The way to Handle Future Machine-to-Machine Commerce
While much of today’s debate focuses on how AI agents interact with marketplaces, Nielsen believes the longer-term impact could be the rise of machine-to-machine commerce, where software increasingly represents each buyers and sellers.
In response to Nielsen, agentic shopping represents the following step within the broader shift toward more connected, data-driven commerce. Brands and retailers need accurate, real-time product information, success visibility, pricing consistency, and trusted marketplace connectivity now greater than ever.
He advises retailers to arrange for a future through which seller-side AI agents negotiate directly with buyer-side agents.
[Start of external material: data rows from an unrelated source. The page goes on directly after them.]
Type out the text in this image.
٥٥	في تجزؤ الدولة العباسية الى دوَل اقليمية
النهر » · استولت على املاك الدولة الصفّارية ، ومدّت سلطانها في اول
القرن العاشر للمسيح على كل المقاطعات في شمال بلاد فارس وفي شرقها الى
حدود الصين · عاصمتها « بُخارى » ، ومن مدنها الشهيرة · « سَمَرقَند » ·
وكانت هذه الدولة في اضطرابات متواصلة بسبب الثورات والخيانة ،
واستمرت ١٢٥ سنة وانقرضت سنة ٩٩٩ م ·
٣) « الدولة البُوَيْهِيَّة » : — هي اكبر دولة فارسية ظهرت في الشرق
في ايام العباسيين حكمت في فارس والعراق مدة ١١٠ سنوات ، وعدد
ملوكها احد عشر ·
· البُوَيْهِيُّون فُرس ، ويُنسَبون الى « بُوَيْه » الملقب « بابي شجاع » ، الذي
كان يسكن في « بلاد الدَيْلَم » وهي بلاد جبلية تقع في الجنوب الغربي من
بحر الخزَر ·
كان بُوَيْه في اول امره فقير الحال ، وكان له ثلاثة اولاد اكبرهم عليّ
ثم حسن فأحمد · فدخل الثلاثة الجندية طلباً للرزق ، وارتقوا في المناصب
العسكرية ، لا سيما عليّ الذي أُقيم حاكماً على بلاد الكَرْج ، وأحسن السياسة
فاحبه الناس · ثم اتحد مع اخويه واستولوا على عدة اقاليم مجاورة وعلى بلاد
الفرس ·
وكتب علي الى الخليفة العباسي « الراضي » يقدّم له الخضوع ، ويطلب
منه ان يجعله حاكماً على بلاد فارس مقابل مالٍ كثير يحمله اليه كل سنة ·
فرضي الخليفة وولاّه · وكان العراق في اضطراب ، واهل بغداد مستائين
Many retailers and marketplaces are already exploring versions of seller-side AI agents, particularly for dynamic pricing, inventory management, product recommendations, and automatic customer engagement.
“Over time, e-commerce likely evolves toward agent-to-agent interactions, where buyer agents and seller agents negotiate around price, success speed, bundles, warranties, and promotions in real time,” he predicted.
Retailers will want their very own intelligent agents to make sure their products, policies, and brand preferences are represented accurately inside these automated purchasing ecosystems. As AI-driven commerce evolves, marketplaces will likely establish official APIs, certification programs, and trusted-access frameworks for approved buying agents, he concluded.
“From a platform perspective, unmanaged scraping and autonomous purchasing create operational, fraud, and infrastructure risks, while authenticated AI-agent access creates opportunities for governance, rate controls, identity verification, and monetization,” he said.